Cars, Trucks, Planes
The company, known formally as Saudi Arabian Oil Co., sees no serious threat to sales of refined transportation fuels, al-Khowaiter said at its headquarters in the eastern city of Dhahran. Countries such as China will keep driving cars with internal combustion engines, demand for heavy-duty vehicles will continue to grow, and use of refined fuels by the aviation and shipping industries will increase, he said.
Ninety-nine percent of the world’s vehicles rely on internal combustion engines, “and it will be like this for a long time, for decades to come,” al-Khowaiter said.
Even so, global carmakers are investing billions of dollars to develop dozens of new electric car and truck models that will be available within the next decade. Royal Dutch Shell Plc Chief Executive Officer Ben van Beurden said in March that oil demand may peak in the late 2020s, and Total SA, another of the world’s biggest oil producers, has said electric vehicles may constitute almost a third of new-car sales by the end of the next decade.
Transportation forms the backbone of the world’s demand for oil, with an expanding share that currently accounts for 54 percent of total consumption, according to Bank of America Merrill Lynch. Electric vehicles will probably start to erode demand for cars powered by oil products in the early 2020s and cause global oil use to peak by 2030, the bank said in a report by analyst Peter Helles issued on Jan. 19.
To blunt the electric threat, Aramco is trying to boost the efficiency of gasoline engines by redesigning them to operate like diesel units, which compress fuel to make it explode, Al-Khowaiter said. The company thinks it can improve efficiency from about 30 percent to more than 40 percent, and its technology centers in Detroit and Paris are working on the idea, he said.
In a related project, Aramco has teamed up with San Diego-based Achates Power Inc. to develop a truck engine using opposed pistons that should get double the mileage of a conventional engine, Al-Khowaiter said. “We have already begun testing with different fuels now, and in the coming month or two will have first results. This is a completely new engine, bottom-up.”

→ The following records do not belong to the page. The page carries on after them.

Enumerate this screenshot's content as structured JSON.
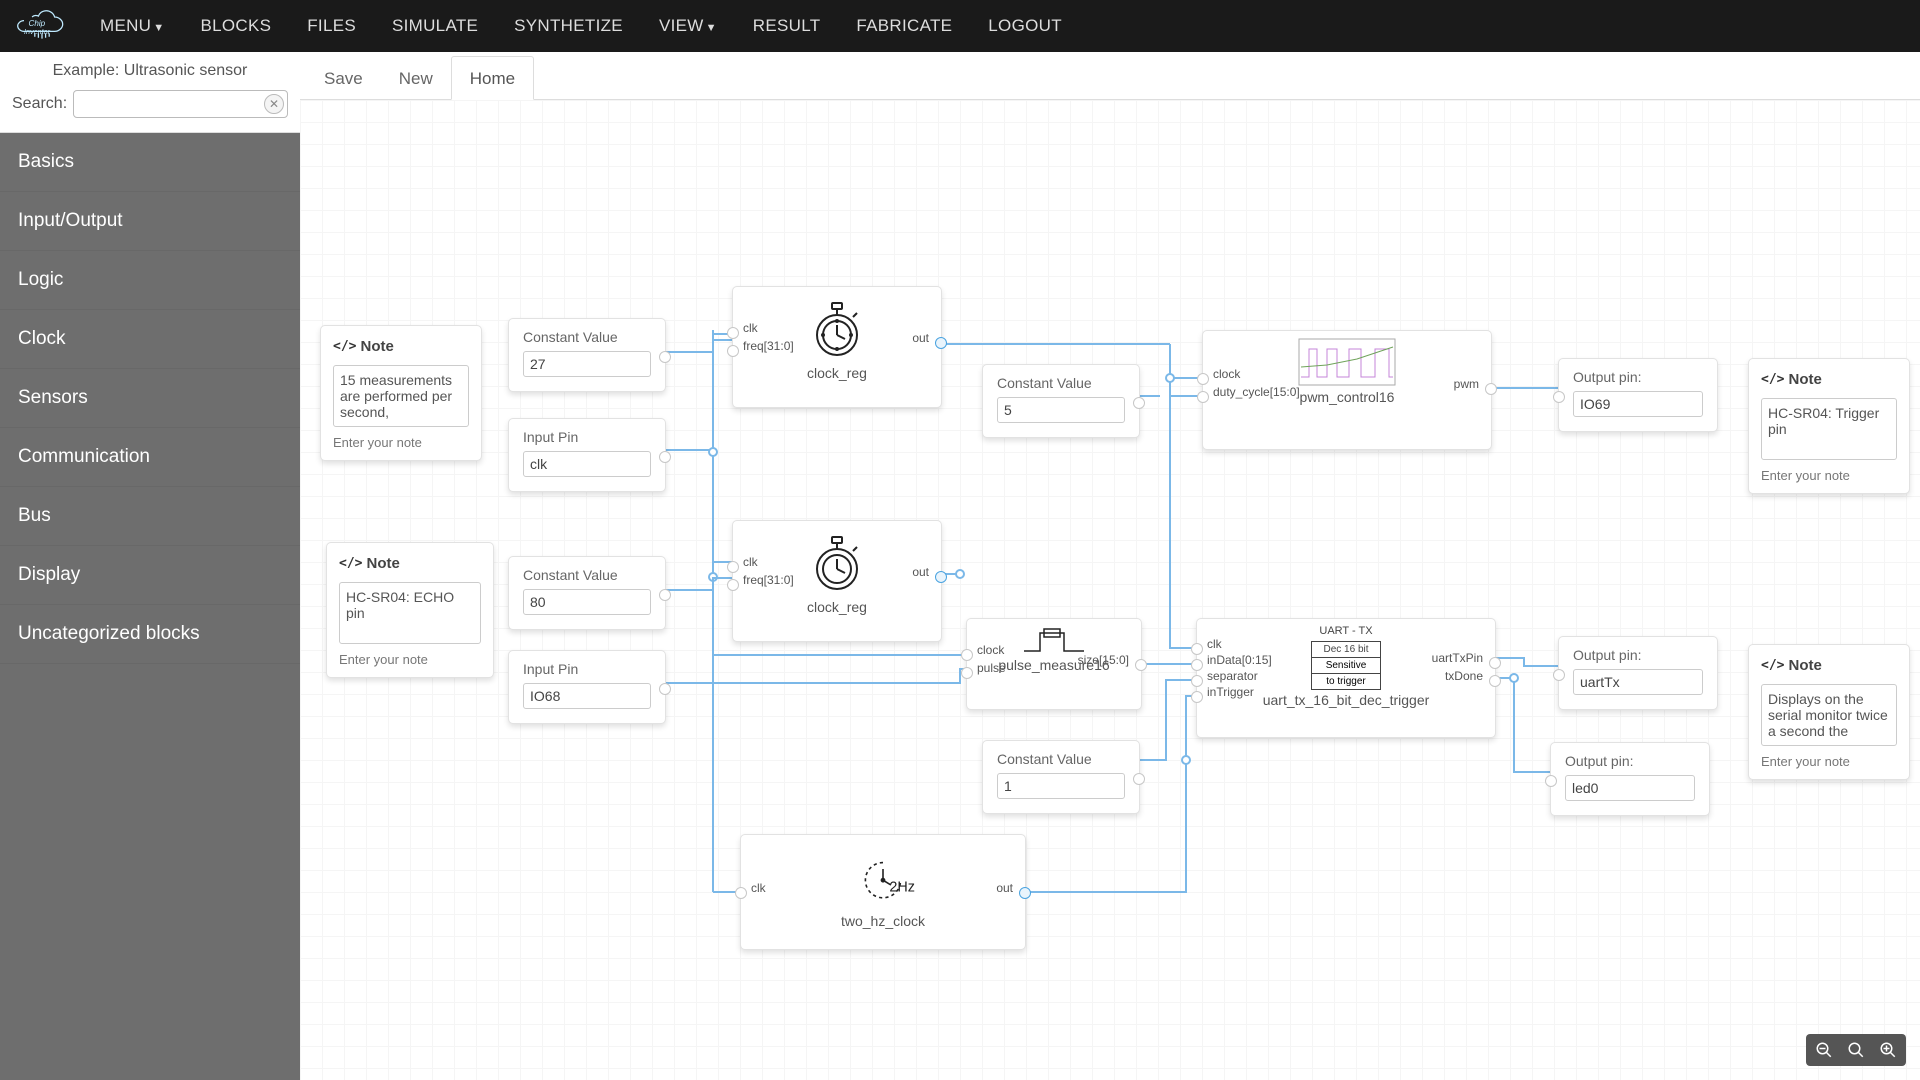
{
  "nav": {
    "items": [
      "MENU",
      "BLOCKS",
      "FILES",
      "SIMULATE",
      "SYNTHETIZE",
      "VIEW",
      "RESULT",
      "FABRICATE",
      "LOGOUT"
    ],
    "dropdowns": [
      true,
      false,
      false,
      false,
      false,
      true,
      false,
      false,
      false
    ]
  },
  "sidebar": {
    "title": "Example: Ultrasonic sensor",
    "search_label": "Search:",
    "search_value": "",
    "categories": [
      "Basics",
      "Input/Output",
      "Logic",
      "Clock",
      "Sensors",
      "Communication",
      "Bus",
      "Display",
      "Uncategorized blocks"
    ]
  },
  "tabs": {
    "items": [
      "Save",
      "New",
      "Home"
    ],
    "active": 2
  },
  "blocks": {
    "note1": {
      "title": "Note",
      "text": "15 measurements are performed per second,",
      "enter": "Enter your note"
    },
    "const27": {
      "cap": "Constant Value",
      "val": "27"
    },
    "in_clk": {
      "cap": "Input Pin",
      "val": "clk"
    },
    "note2": {
      "title": "Note",
      "text": "HC-SR04: ECHO pin",
      "enter": "Enter your note"
    },
    "const80": {
      "cap": "Constant Value",
      "val": "80"
    },
    "in_io68": {
      "cap": "Input Pin",
      "val": "IO68"
    },
    "clockreg1": {
      "name": "clock_reg",
      "ports": {
        "clk": "clk",
        "freq": "freq[31:0]",
        "out": "out"
      }
    },
    "clockreg2": {
      "name": "clock_reg",
      "ports": {
        "clk": "clk",
        "freq": "freq[31:0]",
        "out": "out"
      }
    },
    "const5": {
      "cap": "Constant Value",
      "val": "5"
    },
    "pwm": {
      "name": "pwm_control16",
      "ports": {
        "clock": "clock",
        "duty": "duty_cycle[15:0]",
        "pwm": "pwm"
      }
    },
    "out_io69": {
      "cap": "Output pin:",
      "val": "IO69"
    },
    "note3": {
      "title": "Note",
      "text": "HC-SR04: Trigger pin",
      "enter": "Enter your note"
    },
    "pulse": {
      "name": "pulse_measure16",
      "ports": {
        "clock": "clock",
        "pulse": "pulse",
        "size": "size[15:0]"
      }
    },
    "const1": {
      "cap": "Constant Value",
      "val": "1"
    },
    "uart": {
      "name": "uart_tx_16_bit_dec_trigger",
      "head": "UART - TX",
      "l1": "Dec 16 bit",
      "l2": "Sensitive",
      "l3": "to trigger",
      "ports": {
        "clk": "clk",
        "inData": "inData[0:15]",
        "sep": "separator",
        "trg": "inTrigger",
        "tx": "uartTxPin",
        "done": "txDone"
      }
    },
    "out_uart": {
      "cap": "Output pin:",
      "val": "uartTx"
    },
    "out_led": {
      "cap": "Output pin:",
      "val": "led0"
    },
    "note4": {
      "title": "Note",
      "text": "Displays on the serial monitor twice a second the",
      "enter": "Enter your note"
    },
    "twohz": {
      "name": "two_hz_clock",
      "label": "2Hz",
      "ports": {
        "clk": "clk",
        "out": "out"
      }
    }
  },
  "colors": {
    "wire": "#7bb8e8"
  }
}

Collaborations with the automotive industry make sense for Aramco, said Mazen al-Sudairi, head of research at Al Rajhi Capital Co. in Riyadh. “I see this as more strategic and important than going into petrochemicals because the amount of oil used in the transportation sector is at least 10 times that used in petrochemicals,” he said.
The petrochemicals industry will boost crude consumption by 5 million barrels a day by 2040, Aramco CEO Amin Nasser told reporters in Dhahran on Jan. 18. Nasser made his remarks after the signing of a contract with Chevron Lummus Global LLC and CB&I Inc. to test a new method to increase the amount of chemicals produced from a barrel of oil.
Aramco and Saudi Basic Industries Corp. agreed last month to build a new plant to convert crude directly into chemicals instead of processing it through intermediate steps, at a cost of $20 billion. The planned facility will be able to convert 45 percent of a barrel of oil into chemicals, while the technology Aramco is testing with CB&I and Chevron Lummus can turn 70 percent to 80 percent of a barrel into chemicals, Nasser said. This improved conversion rate could increase the sales value of a barrel of oil and augment crude demand.
Al-Khowaiter said Aramco is also developing a new way to spur petrochemicals use by replacing some of its metal pipelines with those made from oil-based materials.